I have stubbornly stayed in the 215 range for a while now. I'm a little up, a little down but my confidence is waning. When I first got into this range, I thought that it would be no problem to be in the onederland by my birthday (May 11 -- shop now, supplies are limited!) and now I am beginning to doubt the achievability of this goal. I really wonder if there is going to be any progress at all. It's really hard to stay motivated when you're working out and eating right and nothing is changing.

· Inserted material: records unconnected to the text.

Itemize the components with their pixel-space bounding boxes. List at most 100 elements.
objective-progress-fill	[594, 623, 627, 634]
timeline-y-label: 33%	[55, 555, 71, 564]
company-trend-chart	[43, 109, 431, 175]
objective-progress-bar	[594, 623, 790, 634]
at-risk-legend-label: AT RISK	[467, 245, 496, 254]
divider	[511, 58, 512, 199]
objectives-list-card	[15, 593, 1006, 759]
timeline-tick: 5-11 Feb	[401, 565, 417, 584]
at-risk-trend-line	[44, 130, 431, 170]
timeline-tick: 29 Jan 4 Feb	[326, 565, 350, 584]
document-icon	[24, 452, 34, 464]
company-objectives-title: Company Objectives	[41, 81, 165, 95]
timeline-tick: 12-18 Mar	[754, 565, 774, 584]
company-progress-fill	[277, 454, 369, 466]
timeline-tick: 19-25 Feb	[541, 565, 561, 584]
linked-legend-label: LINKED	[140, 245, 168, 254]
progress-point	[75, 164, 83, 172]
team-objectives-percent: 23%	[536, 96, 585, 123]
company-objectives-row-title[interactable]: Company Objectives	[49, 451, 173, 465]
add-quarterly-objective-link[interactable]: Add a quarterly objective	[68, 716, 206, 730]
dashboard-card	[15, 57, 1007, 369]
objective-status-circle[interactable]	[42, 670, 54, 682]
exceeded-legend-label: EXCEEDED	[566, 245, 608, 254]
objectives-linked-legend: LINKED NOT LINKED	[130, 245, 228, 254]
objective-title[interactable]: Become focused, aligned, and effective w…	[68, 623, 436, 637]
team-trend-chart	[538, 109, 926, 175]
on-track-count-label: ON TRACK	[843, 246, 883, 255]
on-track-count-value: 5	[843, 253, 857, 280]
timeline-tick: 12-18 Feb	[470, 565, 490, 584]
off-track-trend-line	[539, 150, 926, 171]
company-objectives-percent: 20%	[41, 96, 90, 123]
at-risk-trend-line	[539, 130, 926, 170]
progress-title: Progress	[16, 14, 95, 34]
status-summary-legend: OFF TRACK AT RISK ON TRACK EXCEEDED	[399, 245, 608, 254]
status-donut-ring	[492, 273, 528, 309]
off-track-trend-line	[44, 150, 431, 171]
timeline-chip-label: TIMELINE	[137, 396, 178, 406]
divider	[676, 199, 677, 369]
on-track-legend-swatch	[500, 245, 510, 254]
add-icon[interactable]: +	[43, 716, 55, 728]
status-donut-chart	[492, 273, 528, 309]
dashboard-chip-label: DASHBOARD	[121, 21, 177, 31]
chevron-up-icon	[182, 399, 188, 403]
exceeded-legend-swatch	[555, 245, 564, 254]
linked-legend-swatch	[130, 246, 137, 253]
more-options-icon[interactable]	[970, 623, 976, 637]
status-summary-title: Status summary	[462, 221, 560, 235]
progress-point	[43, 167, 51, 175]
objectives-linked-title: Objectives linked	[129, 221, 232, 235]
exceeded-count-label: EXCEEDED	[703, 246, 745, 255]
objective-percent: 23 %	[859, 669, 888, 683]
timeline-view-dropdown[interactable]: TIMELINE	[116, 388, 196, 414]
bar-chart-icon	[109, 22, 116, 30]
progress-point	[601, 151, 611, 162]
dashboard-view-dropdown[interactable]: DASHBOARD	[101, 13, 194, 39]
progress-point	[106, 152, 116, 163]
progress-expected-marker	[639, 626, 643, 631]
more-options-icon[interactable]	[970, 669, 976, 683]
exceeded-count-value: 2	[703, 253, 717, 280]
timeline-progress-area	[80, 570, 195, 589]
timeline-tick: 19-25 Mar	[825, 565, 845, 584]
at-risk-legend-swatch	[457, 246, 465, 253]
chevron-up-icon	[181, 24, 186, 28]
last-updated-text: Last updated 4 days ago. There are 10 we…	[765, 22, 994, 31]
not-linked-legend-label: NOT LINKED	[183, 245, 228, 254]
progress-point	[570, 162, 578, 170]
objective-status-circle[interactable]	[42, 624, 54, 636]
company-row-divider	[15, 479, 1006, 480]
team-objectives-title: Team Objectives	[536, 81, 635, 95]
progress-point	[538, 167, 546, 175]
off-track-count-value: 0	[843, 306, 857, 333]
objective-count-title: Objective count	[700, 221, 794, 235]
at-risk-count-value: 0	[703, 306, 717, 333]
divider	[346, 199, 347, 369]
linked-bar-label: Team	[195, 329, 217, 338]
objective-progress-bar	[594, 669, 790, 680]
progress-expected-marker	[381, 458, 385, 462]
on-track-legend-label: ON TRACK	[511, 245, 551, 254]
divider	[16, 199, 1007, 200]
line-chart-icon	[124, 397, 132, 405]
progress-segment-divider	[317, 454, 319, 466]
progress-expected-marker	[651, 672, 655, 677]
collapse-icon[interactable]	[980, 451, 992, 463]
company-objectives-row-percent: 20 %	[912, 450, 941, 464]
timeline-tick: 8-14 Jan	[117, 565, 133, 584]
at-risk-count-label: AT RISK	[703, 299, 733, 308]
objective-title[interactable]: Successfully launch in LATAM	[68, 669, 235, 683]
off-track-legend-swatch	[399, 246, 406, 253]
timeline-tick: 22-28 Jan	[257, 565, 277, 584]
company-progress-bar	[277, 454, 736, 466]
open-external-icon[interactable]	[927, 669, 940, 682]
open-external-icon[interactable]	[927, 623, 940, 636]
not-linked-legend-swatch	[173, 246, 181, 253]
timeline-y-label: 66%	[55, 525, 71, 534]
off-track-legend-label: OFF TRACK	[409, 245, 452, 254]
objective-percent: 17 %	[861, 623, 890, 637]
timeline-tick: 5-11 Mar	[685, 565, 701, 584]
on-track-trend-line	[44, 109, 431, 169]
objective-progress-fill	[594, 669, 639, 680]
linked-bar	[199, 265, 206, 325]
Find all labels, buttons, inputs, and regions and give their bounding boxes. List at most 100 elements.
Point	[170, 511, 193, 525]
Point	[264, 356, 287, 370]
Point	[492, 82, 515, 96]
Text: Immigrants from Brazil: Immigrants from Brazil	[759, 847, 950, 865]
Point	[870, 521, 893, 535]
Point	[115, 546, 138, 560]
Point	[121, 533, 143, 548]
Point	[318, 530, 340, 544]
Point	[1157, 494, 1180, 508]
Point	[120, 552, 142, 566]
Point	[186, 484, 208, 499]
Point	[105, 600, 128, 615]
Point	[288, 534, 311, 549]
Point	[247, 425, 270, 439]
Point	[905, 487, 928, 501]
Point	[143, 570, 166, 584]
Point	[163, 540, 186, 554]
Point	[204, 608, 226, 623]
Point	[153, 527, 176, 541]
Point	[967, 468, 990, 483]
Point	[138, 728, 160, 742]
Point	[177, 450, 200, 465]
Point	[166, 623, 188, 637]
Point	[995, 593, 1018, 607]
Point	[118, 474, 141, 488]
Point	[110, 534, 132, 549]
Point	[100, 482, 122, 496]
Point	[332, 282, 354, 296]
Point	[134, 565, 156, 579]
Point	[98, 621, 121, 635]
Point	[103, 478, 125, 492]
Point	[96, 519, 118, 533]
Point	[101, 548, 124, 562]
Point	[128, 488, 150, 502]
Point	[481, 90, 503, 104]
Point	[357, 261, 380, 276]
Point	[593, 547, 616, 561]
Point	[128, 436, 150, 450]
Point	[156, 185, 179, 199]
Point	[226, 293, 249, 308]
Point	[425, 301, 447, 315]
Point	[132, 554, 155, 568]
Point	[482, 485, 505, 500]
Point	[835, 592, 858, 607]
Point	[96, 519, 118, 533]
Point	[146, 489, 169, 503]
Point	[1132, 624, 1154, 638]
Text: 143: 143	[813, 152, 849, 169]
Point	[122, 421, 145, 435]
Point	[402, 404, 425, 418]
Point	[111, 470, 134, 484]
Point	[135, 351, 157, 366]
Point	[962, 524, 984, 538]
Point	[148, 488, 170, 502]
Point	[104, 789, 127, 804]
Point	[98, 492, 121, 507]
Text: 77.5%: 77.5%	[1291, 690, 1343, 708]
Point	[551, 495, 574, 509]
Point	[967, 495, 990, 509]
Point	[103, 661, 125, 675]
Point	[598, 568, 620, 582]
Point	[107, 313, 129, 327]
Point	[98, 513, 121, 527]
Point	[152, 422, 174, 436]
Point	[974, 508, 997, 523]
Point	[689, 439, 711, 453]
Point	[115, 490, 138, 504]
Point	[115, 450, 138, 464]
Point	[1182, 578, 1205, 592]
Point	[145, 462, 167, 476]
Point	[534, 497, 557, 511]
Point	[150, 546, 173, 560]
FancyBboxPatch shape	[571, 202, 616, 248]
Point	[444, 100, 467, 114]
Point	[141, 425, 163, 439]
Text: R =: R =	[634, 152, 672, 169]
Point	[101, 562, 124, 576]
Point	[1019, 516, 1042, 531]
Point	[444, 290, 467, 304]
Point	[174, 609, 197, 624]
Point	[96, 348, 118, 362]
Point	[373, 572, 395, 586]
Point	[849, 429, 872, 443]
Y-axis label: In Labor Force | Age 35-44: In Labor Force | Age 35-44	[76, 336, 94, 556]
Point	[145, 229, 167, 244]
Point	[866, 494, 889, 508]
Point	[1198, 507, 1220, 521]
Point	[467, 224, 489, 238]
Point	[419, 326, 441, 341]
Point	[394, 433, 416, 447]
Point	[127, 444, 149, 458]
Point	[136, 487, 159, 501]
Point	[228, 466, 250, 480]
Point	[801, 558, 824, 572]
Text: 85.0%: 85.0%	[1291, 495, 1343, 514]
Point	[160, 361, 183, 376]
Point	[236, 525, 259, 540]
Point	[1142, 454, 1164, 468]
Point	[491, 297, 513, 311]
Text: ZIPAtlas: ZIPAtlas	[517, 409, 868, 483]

For a while now, I have been loosely focused on these NSV's without being cognizant that this is what I was doing. Things like dropping a jean size, finishing a 5k or now being able to do 30 minutes on the treadmill. It is a constant, constant struggle to remember that these goals were incredibly recent in coming around. I look at the date on the first time I hit 215 and it was March 11, which was about 3 weeks ago. In the meantime, I'm constantly trying to get in more exercise and I have to imagine that my previously perpetually lethargic body is like "wtf is she trying to do to us??"
SO. NSV's may be the only thing I have going for me for who knows how long. I can NOT and WILL NOT let the scale be the determining factor in moving forward with changing my life. If I stay at 215 for the rest of my life, but I can climb Mt. Everest -- isn't that the key thing here? Isn't THAT what I'm trying to accomplish?
Well, yes - but I would really like to be able to wear a bikini one day too...
So, I don't have any new NSV's to post for you today yet, but I will definitely start looking for these things to keep me going and keep going forward.
Also, yesterday I joined Weight Watchers again! Yay! I'm glad to be back at home with a plan I understand and the group support the provides more insight than "eat lots of chicken". (I love my trainers, I do -- but this plan was not going to cut it for me.)
I'll have more on my thoughts related to going back to my WW peeps and more -- later!